Brillenträger, die bei Wind und Wetter Outdooraktivitäten nachgehen, z.B. beim Windsurfen oder der Jagd, oder die aufgrund trockener Augen keine Kontaktlinsen vertragen, haben die Möglichkeit, Fehlsichtigkeit des Auges per Laser korrigieren zu lassen. Prof. Dr. Detlef Uthoff von der Augenklinik Bellevue in Kiel erklärt das LASIK-Verfahren. Obligatorisch ist natürlich eine ausführliche Voruntersuchung. Bei der OP wird nach dem Aufsetzen eines Fixierrings auf das Auge per Laser automatisiert eine hauchdünne Klappe von der Hornhaut gelöst, dann wird die Fehlsichtigkeit mittels Laserstrahl im Inneren der Hornhaut durch entsprechendes Abtragen von Gewebe korrigiert, anschließend wird die Klappe wieder geschlossen. Seit 20 Jahren ist bekannt wie dünn die verbleibende Hornhaut sein darf, damit keine Schäden entstehen, der Sicherheitsstandard ist hoch. Die OP dauert nur wenige Minuten, etwa 10 Minuten für beide Augen. Schmerzhaft ist sie nicht, der Patient spürt nur den Fixierring auf dem Auge. Die Augenklinik Bellevue in Kiel arbeitet mit dem hochmodernen Lasersystem Schwind Amaris, das bei Kurzsichtigkeit 8 bis 10 Dioptrien, bei Weitsichtigkeit 4 bis 5 Dioptrien, bei Hornhautverkrümmung 3 bis 4 Dioptrien korrigieren kann.

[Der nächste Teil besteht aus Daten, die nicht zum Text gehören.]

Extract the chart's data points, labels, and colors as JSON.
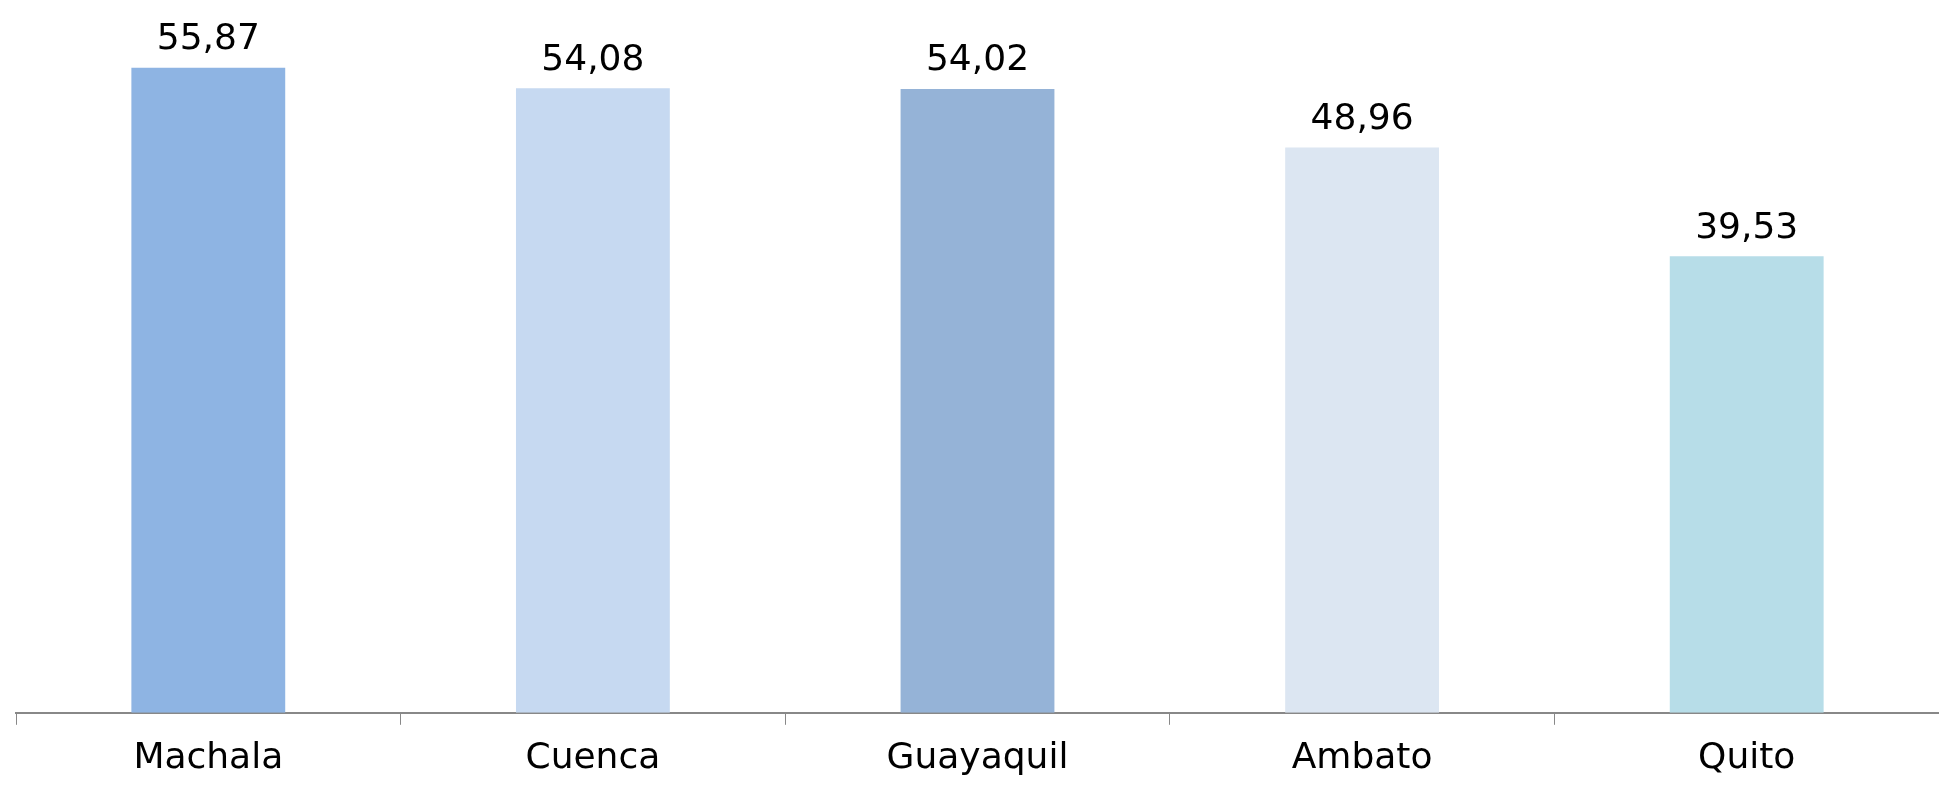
{
  "chart_data": {
    "type": "bar",
    "categories": [
      "Machala",
      "Cuenca",
      "Guayaquil",
      "Ambato",
      "Quito"
    ],
    "values": [
      55.87,
      54.08,
      54.02,
      48.96,
      39.53
    ],
    "colors": [
      "#8eb4e3",
      "#c6d9f1",
      "#95b3d7",
      "#dce6f2",
      "#b7dde8"
    ],
    "value_labels": [
      "55,87",
      "54,08",
      "54,02",
      "48,96",
      "39,53"
    ],
    "grid": false,
    "legend": false
  }
}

Die Rechengeschwindigkeit dieses Systems ist so hoch, dass die unwillkürlichen Augenbewegungen während der OP sehr genau berücksichtigt werden können, außerdem ist es möglich neben den üblichen Fehlsichtigkeiten auch andere Aberrationen der Hornhaut zu beheben. Das Ergebnis ist in vielen Fällen eine Sehschärfe, die besser als zuvor mit Brille ist. Das LASIK-Verfahren ist erprobt, auch Patienten, die beispielsweise vor 10 Jahren operiert wurden, haben laut Prof. Uthoff keine Verschlechterung der Sehschärfe über Zeit.